I have a single machine with 32 cores, and I want to set up nested parallel (5 by 6) with outer 5 process with 6 cores each. I'm trying to utilize implicit parallelism from data.table::fread(.., nThreads = 6).

The R package future provides nested parallelism, and I've tried

library(future)
plan(list(tweak(multisession, workers = 5), tweak(multisession, workers = 6)))

but above is actually using only 1 cores for each subprocess:

plan(list(tweak(multisession, workers = 5), 
          tweak(multisession, workers = 6)))
registerDoFuture()
foreach(i = 1:5) %dopar%  {
  availableCores()
}

[[1]]
mc.cores 
       1 

[[2]]
mc.cores 
       1 

[[3]]
mc.cores 
       1 

[[4]]
mc.cores 
       1 

[[5]]
mc.cores 
       1

Is there a way to achieve this?

Solution

(Futureverse maintainer here)

... but above is actually using only 1 cores for each subprocess:

I see the misunderstanding here. You want to use nbrOfWorkers() (from future) here instead of availableCores() (from parallelly - reexported as-is from future). This will give you what you'd expected:

> foreach(i = 1:5) %dopar% {
  nbrOfWorkers()
}
[[1]]
[1] 6
...
[[5]]
[1] 6

The reason for availableCores() returning one (1) is because the future framework tries to prevent nested parallelization by mistake. It does this by setting options and environment variables that controls number of parallel workers and CPU cores, including options(mc.cores = 1L). This is correctly picked up by availableCores(). This prevents, for instance, a package that uses y <- mclapply(X, FUN), cl <- makeCluster(avaiableCores()), or plan(multisession) from running in parallel if already running in a parallel worker. In contrast, nbrOfWorkers() reflects the number of workers specified by plan(). In your case, we have plan(multisession, workers = 6) set in the parallel workers, from the second level in plan(list(tweak(multisession, workers = 5), tweak(multisession, workers = 6))).

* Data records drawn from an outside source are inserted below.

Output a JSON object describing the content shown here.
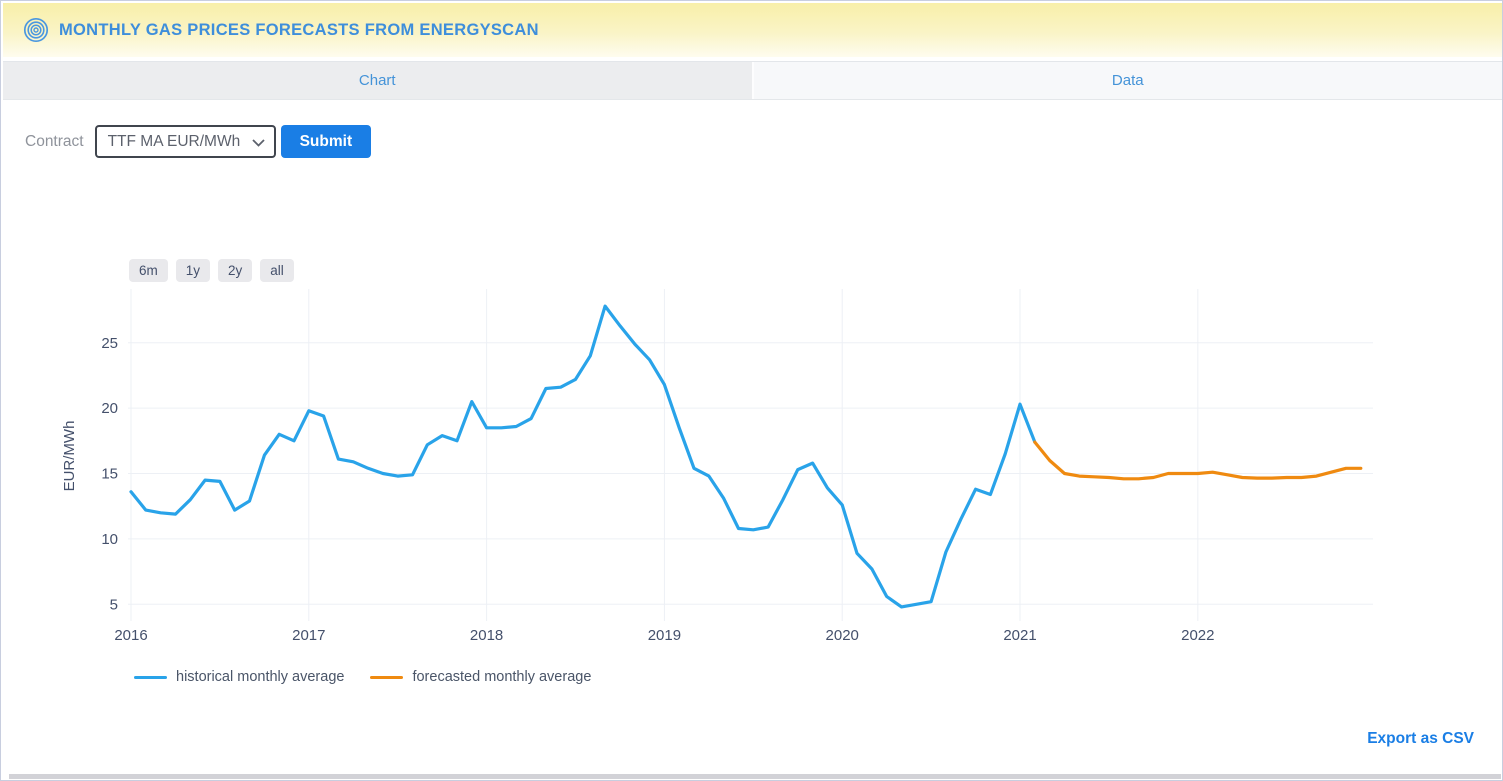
{
  "header": {
    "title": "MONTHLY GAS PRICES FORECASTS FROM ENERGYSCAN"
  },
  "tabs": [
    {
      "label": "Chart",
      "active": true
    },
    {
      "label": "Data",
      "active": false
    }
  ],
  "controls": {
    "contract_label": "Contract",
    "contract_value": "TTF MA EUR/MWh",
    "submit_label": "Submit"
  },
  "range_buttons": [
    "6m",
    "1y",
    "2y",
    "all"
  ],
  "chart_data": {
    "type": "line",
    "ylabel": "EUR/MWh",
    "y_ticks": [
      5,
      10,
      15,
      20,
      25
    ],
    "x_ticks": [
      "2016",
      "2017",
      "2018",
      "2019",
      "2020",
      "2021",
      "2022"
    ],
    "x_unit": "month",
    "x_start": "2016-01",
    "x_end": "2022-12",
    "ylim": [
      3.9,
      29
    ],
    "grid": true,
    "legend_position": "bottom",
    "series": [
      {
        "name": "historical monthly average",
        "color": "#29A3E9",
        "start_index": 0,
        "values": [
          13.6,
          12.2,
          12.0,
          11.9,
          13.0,
          14.5,
          14.4,
          12.2,
          12.9,
          16.4,
          18.0,
          17.5,
          19.8,
          19.4,
          16.1,
          15.9,
          15.4,
          15.0,
          14.8,
          14.9,
          17.2,
          17.9,
          17.5,
          20.5,
          18.5,
          18.5,
          18.6,
          19.2,
          21.5,
          21.6,
          22.2,
          24.0,
          27.8,
          26.3,
          24.9,
          23.7,
          21.8,
          18.5,
          15.4,
          14.8,
          13.1,
          10.8,
          10.7,
          10.9,
          13.0,
          15.3,
          15.8,
          13.9,
          12.6,
          8.9,
          7.7,
          5.6,
          4.8,
          5.0,
          5.2,
          9.0,
          11.5,
          13.8,
          13.4,
          16.5,
          20.3,
          17.4
        ]
      },
      {
        "name": "forecasted monthly average",
        "color": "#EF8A10",
        "start_index": 61,
        "values": [
          17.4,
          16.0,
          15.0,
          14.8,
          14.75,
          14.7,
          14.6,
          14.6,
          14.7,
          15.0,
          15.0,
          15.0,
          15.1,
          14.9,
          14.7,
          14.65,
          14.65,
          14.7,
          14.7,
          14.8,
          15.1,
          15.4,
          15.4
        ]
      }
    ]
  },
  "export_label": "Export as CSV",
  "colors": {
    "accent_blue": "#1A7EE5",
    "title_blue": "#3E8EDB",
    "tab_blue": "#4493D8",
    "historical_line": "#29A3E9",
    "forecast_line": "#EF8A10",
    "grid_line": "#EDF0F5",
    "axis_text": "#44506B",
    "header_yellow_top": "#F8EFA9",
    "header_yellow_bottom": "#FEFCEF"
  }
}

To convince yourself you're indeed are running in parallel with your setup, you can adopt one of the examples in https://future.futureverse.org/articles/future-3-topologies.html.

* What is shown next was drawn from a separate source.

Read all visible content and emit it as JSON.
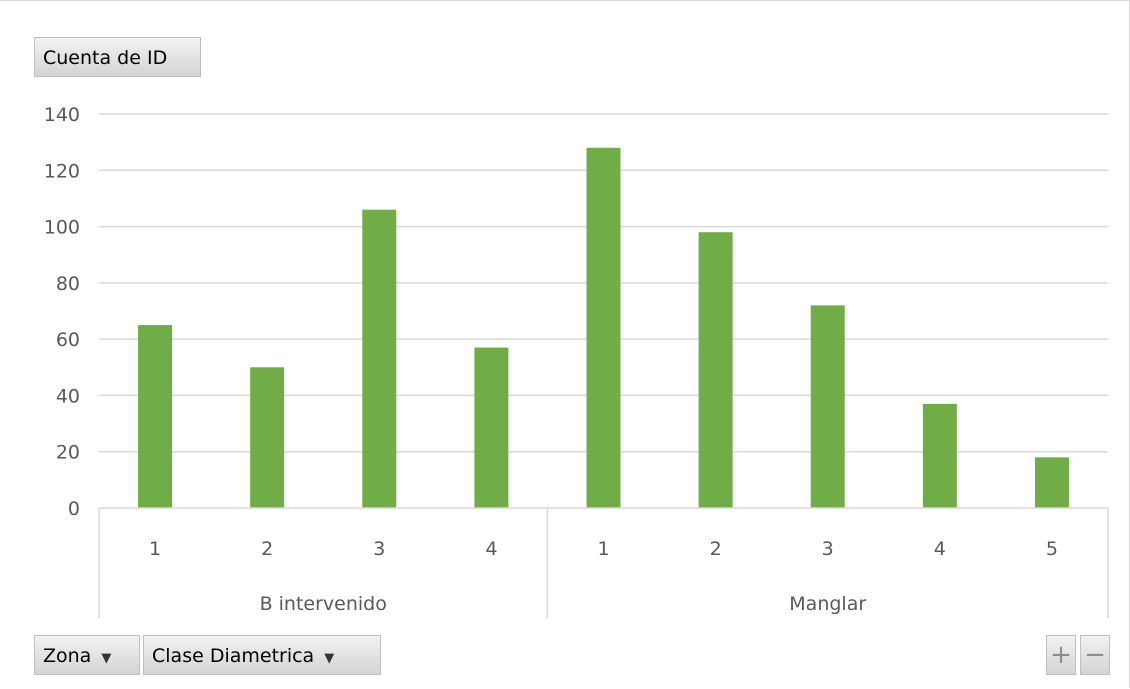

Now, parallel threads are not the same as parallel processes (aka parallel workers). You can think of threads as a much lower-level parallelization mechanism. Importantly, the future framework does not constrain the number of threads used in parallel workers, including the number of parallel threads that data.table uses. Because of this, you need to explicitly call:

data <- data.table::fread(.., nThreads = 6)

or, if you want to be agile to the current settings,

data <- data.table::fread(.., nThreads = nbrOfWorkers())

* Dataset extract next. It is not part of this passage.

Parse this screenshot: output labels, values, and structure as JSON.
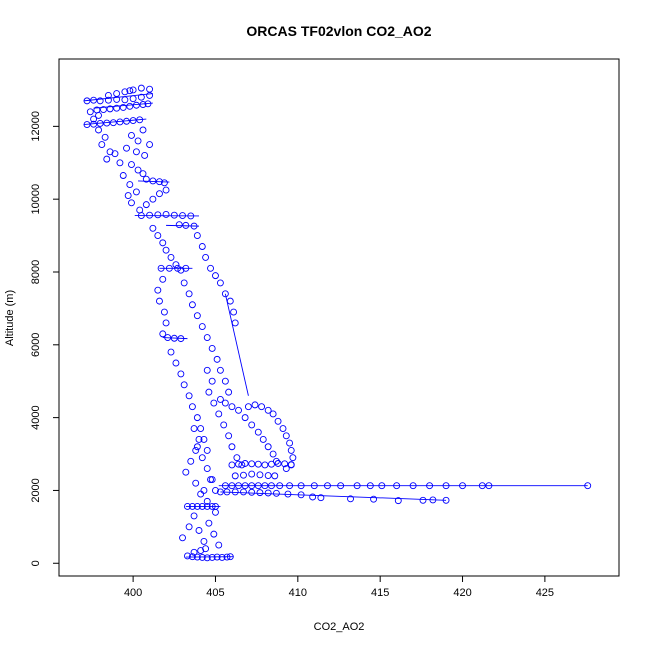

to avoid over-parallelization. Alternatively, you can reconfigure data.table as:

## Set the number of parallel threads used by 'data.table'
## (the default is to use all physical CPU cores)
data.table::setDTthreads(nbrOfWorkers())
data <- data.table::fread(..;)

BTW, in doFuture (>= 1.0.0), you longer need registerDoFuture() if you replace %dopar% with %dofuture%. So, the gist of reading lots of CSV files in parallel is:

library(doFuture)
plan(list(tweak(multisession, workers = 5), 
          tweak(multisession, workers = 6)))

files <- dir(pattern = "*.csv$")
res <- foreach(file = files) %dofuture% {
  data.table::setDTthreads(nbrOfWorkers())
  data.table::fread(file)
}

With all that said, note that your bottleneck will probably be the file system rather than the CPU. When you parallelize reading files, you might overwhelm the file system and end up slowing down the file reading rather than speeding it up. Sometimes it gets faster to read two-three files in parallel, but with more it becomes counterproductive. So, you need to benchmark with different number of parallel workers.

Moreover, these days, there are R packages that are highly-specialized for reading data files into R efficiently. Some of them supports reading multiple files efficiently. The vroom package is one such example.